Le mobile souvent, c’est la jalousie. Je le redis, quand on ne peut pas t’atteindre, on cherche à atteindre tes proches, ta femme en visite au Cameroun ou ton fils ou ta fille peut se faire empoisonner par ta propre famille parmi laquelle on trouve toujours des gens qui sont mécontents de toi. Et n’importe qui peut être exécuteur. Pourtant, c’est dans sa belle-famille qu’on fait moins attention. Le poison, c’est encore au Cameroun, un jour, il arrivera à Paris, et te sera servi par la personne dont tu t’attends le moins.

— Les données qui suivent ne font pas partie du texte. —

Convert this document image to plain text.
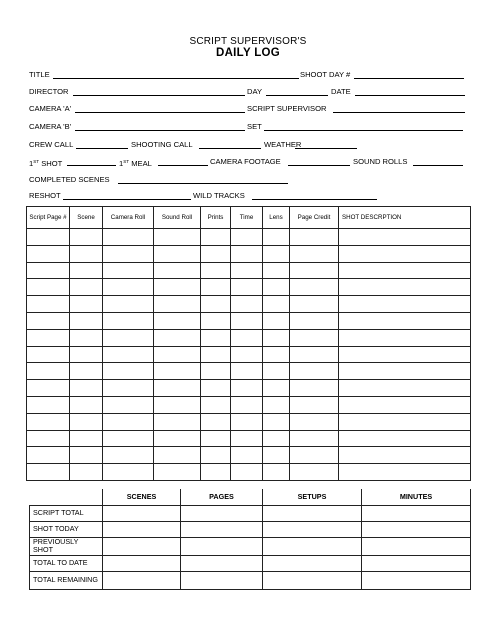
SCRIPT SUPERVISOR'S
DAILY LOG
TITLE	SHOOT DAY #
DIRECTOR	DAY	DATE
CAMERA 'A'	SCRIPT SUPERVISOR
CAMERA 'B'	SET
CREW CALL	SHOOTING CALL	WEATHER
1ST SHOT	1ST MEAL	CAMERA FOOTAGE	SOUND ROLLS
COMPLETED SCENES
RESHOT	WILD TRACKS
Script Page #	Scene	Camera Roll	Sound Roll	Prints	Time	Lens	Page Credit	SHOT DESCRPTION

	SCENES	PAGES	SETUPS	MINUTES
SCRIPT TOTAL				
SHOT TODAY				
PREVIOUSLY SHOT				
TOTAL TO DATE				
TOTAL REMAINING				
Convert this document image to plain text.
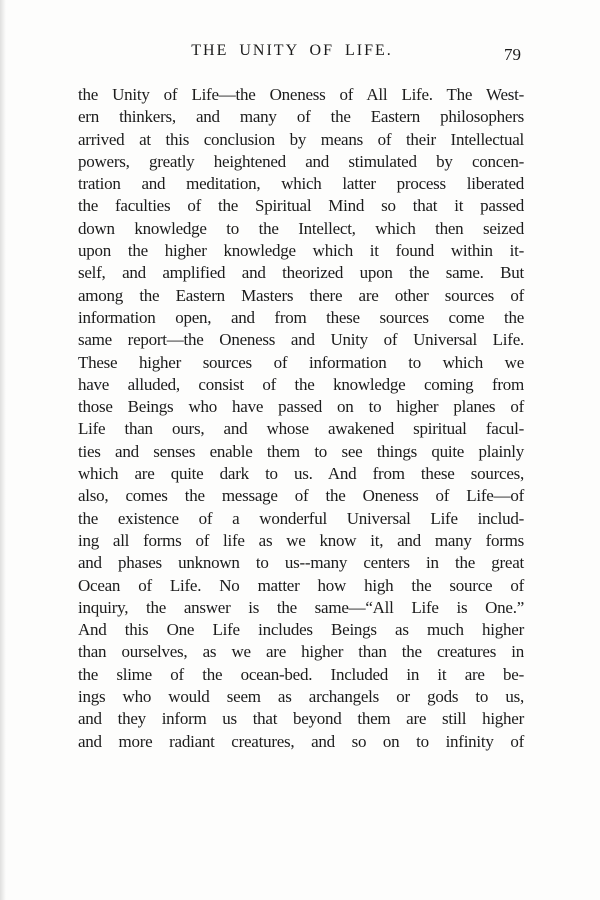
THE UNITY OF LIFE.	79
the Unity of Life—the Oneness of All Life. The West-
ern thinkers, and many of the Eastern philosophers
arrived at this conclusion by means of their Intellectual
powers, greatly heightened and stimulated by concen-
tration and meditation, which latter process liberated
the faculties of the Spiritual Mind so that it passed
down knowledge to the Intellect, which then seized
upon the higher knowledge which it found within it-
self, and amplified and theorized upon the same. But
among the Eastern Masters there are other sources of
information open, and from these sources come the
same report—the Oneness and Unity of Universal Life.
These higher sources of information to which we
have alluded, consist of the knowledge coming from
those Beings who have passed on to higher planes of
Life than ours, and whose awakened spiritual facul-
ties and senses enable them to see things quite plainly
which are quite dark to us. And from these sources,
also, comes the message of the Oneness of Life—of
the existence of a wonderful Universal Life includ-
ing all forms of life as we know it, and many forms
and phases unknown to us--many centers in the great
Ocean of Life. No matter how high the source of
inquiry, the answer is the same—“All Life is One.”
And this One Life includes Beings as much higher
than ourselves, as we are higher than the creatures in
the slime of the ocean-bed. Included in it are be-
ings who would seem as archangels or gods to us,
and they inform us that beyond them are still higher
and more radiant creatures, and so on to infinity of
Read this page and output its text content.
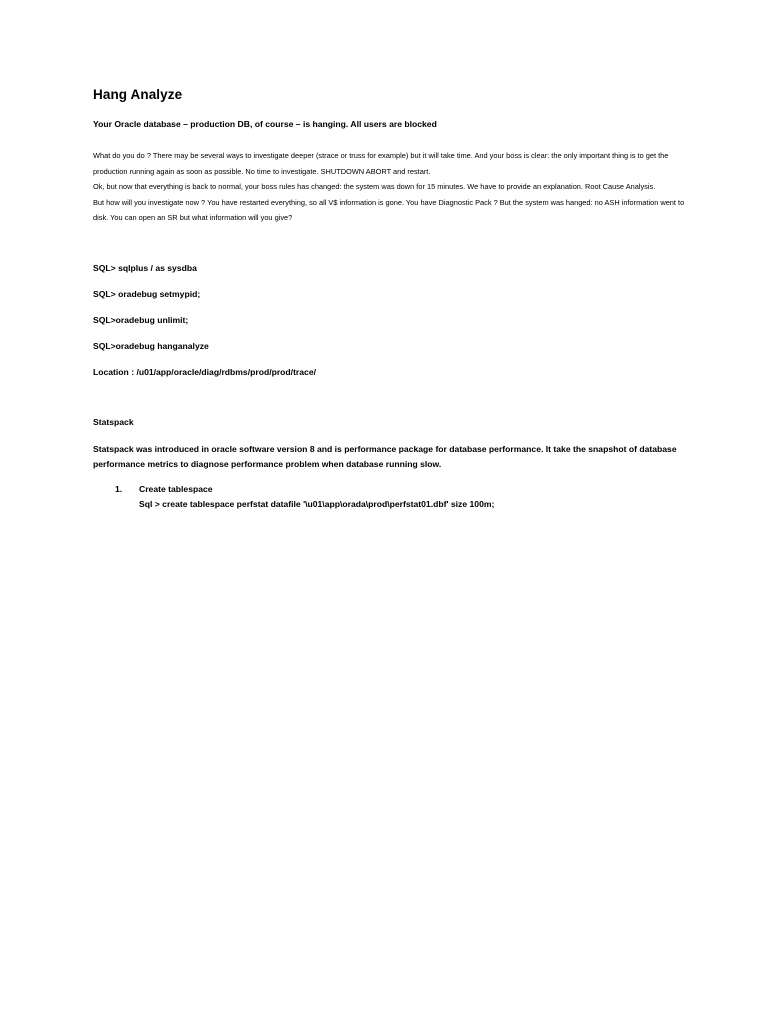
Hang Analyze
Your Oracle database – production DB, of course – is hanging. All users are blocked

What do you do ? There may be several ways to investigate deeper (strace or truss for example) but it will take time. And your boss is clear: the only important thing is to get the production running again as soon as possible. No time to investigate. SHUTDOWN ABORT and restart.

Ok, but now that everything is back to normal, your boss rules has changed: the system was down for 15 minutes. We have to provide an explanation. Root Cause Analysis.

But how will you investigate now ? You have restarted everything, so all V$ information is gone. You have Diagnostic Pack ? But the system was hanged: no ASH information went to disk. You can open an SR but what information will you give?

SQL> sqlplus / as sysdba
SQL> oradebug setmypid;
SQL>oradebug unlimit;
SQL>oradebug hanganalyze
Location : /u01/app/oracle/diag/rdbms/prod/prod/trace/
Statspack
Statspack was introduced in oracle software version 8 and is performance package for database performance. It take the snapshot of database performance metrics to diagnose performance problem when database running slow.
1.	Create tablespace
Sql > create tablespace perfstat datafile '\u01\app\orada\prod\perfstat01.dbf' size 100m;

Les investissements des Mbenguistes choquent. Des mariages grandioses avec les riches peuvent provoquer la jalousie des copines. Quand on commence à chercher le visa et qu’on le dise à son entourage, c’est difficile de l’obtenir, ils feront tout pour que tu ne l’obtiennes pas. L’esprit négatif a aussi une pensée magique, surtout lorsque deux personnes sont au courant.

Le genre de poison.

Souvent les dents de vipère écrasées en poudre, ou des vers séchés, de peau de grenouille, d'os humains, d'écailles de poisson et de diverses plantes maléfiques. D'apparence anodine, ces substances suffisent pour détruire l’organisme. En effet, de nombreux médecins font mention de cas d'empoisonnement issu des éléments tirés chez les animaux. Le mieux connue d'entre elles, le poisson ballon, l'intoxication de la graisse de ce poisson qui vient rarement à la surface des eaux peut entraîner de nombreux troubles dans le corps détruisant en passant le métabolisme pour installer la victime dans un coma.

Les victimes d'empoisonnement alimentaire viennent fréquemment des végétaux, fortement toxique qui contiennent des toxines et des propriétés à la fois euphoriques et hallucinogènes. Absorbé, le poison créé une importante diminution du rythme cardiaque. Ses effets, consommés en forte dose, sont dévastateurs. Deux rats écrasés suffiraient pour altérer de façon significative l'état de conscience et les capacités intellectuelles d'une personne intoxiquée. Dans d’autres cas, le poison est versé le plus souvent dans la chaussure ou sur le dos de la personne visée afin qu'il imprègne la peau, on verra la peau pourrir jusqu’au cerveau. Nous voici qui glissons allègrement dans un jeu périlleux dans une autre culture camerounaise. Celle de la coupe des nations des empoisonnements.